Other improper benefits purportedly were extended by both Sandoz China and Novartis China (another indirect Novartis subsidiary based in Beijing) by utilizing Chinese travel agencies to arrange transportation, accommodation, and meals for HCPs in connection with company-sponsored educational events. Many of those events, however, allegedly did not include any educational purpose, or were accompanied by disproportionate paid entertainment and other recreational activities. The SEC offered an example from 2009, when Sandoz China allegedly sponsored 20 Chinese HCPs to attend a third-party medical congress in Chicago, and provided travel packages that included an excursion to Niagara Falls, $150 in “pocket” or “walking around” money, and payment of cover charges at an adult entertainment club. In other cases, Chinese travel agencies supposedly were reimbursed for HCP lecture fees and other expenses relating to Sandoz-sponsored events, but where there was no evidence that the events actually took place. The administrative order specifically alleges critical deficiencies in the China subsidiaries’ internal controls relating to these vendors, including failure to conduct appropriate due diligence on third parties, failure to prevent and detect inappropriate payments by travel and event planning agencies, and failure to ensure adequate documentary support for claimed sales and marketing expenses.

The SEC noted, however, that Novartis had undertaken an “expansive” internal review of its travel and event planning relationships upon being notified of the Commission’s investigation, after which Novartis “promptly took remedial steps to improve its internal controls” in China, including overhauling its anti-corruption policies and procedures, terminating or otherwise disciplining culpable employees, eliminating the use of vendors for external meetings, and instituting increased training and other oversight procedures. Under the terms of the settlement, Novartis is required to submit periodic reports to the SEC for a two-year period regarding the ongoing status of its compliance program enhancements, along with an obligation to promptly report any additional credible evidence of questionable or corrupt payments, or related books and records failures.

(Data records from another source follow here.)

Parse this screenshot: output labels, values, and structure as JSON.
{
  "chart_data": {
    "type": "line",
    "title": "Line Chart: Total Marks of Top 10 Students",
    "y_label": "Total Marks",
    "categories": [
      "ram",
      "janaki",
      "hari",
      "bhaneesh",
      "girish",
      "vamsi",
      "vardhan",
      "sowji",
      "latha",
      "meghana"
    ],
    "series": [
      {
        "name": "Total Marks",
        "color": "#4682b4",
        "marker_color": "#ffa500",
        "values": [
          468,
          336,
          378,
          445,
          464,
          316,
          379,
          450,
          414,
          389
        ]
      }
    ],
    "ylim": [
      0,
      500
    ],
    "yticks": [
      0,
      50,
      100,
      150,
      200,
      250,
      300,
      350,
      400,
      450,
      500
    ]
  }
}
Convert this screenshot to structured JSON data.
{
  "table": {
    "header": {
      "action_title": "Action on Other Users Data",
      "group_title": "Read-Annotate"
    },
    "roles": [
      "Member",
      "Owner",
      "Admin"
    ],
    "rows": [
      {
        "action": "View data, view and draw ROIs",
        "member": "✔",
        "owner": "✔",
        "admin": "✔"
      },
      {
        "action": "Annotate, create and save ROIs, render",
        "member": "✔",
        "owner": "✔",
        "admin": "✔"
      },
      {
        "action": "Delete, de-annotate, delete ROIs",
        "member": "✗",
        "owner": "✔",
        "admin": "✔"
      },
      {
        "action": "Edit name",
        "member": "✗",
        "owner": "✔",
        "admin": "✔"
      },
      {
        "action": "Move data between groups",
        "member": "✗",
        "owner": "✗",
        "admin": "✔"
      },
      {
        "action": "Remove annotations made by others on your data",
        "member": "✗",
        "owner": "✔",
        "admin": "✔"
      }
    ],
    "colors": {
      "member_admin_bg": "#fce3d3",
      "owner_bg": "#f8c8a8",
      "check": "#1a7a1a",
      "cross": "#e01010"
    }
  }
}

This settlement reflects a number of current trends in FCPA enforcement: 1) it follows a number of other FCPA resolutions this year involving conduct based in China (e.g. Qualcomm, PTC, and SciClone Pharmaceuticals); 2) the resolution was reached with the SEC alone, without the participation of the Department of Justice; 3) it was based on violations of the FCPA’s books and records provisions, rather than the statute’s anti-bribery provisions; and 4) it was predicated not only on alleged misconduct by Novartis subsidiaries, but on the third parties utilized by those companies. All of these factors underscore the need for multinationals to ensure they have robust internal accounting and other controls at their overseas operations, including anti-corruption due diligence, training, and monitoring. The Novartis resolution also sends a reminder that even in the absence of criminal liability, companies may nonetheless be exposed to substantial civil fines and penalties for FCPA noncompliance.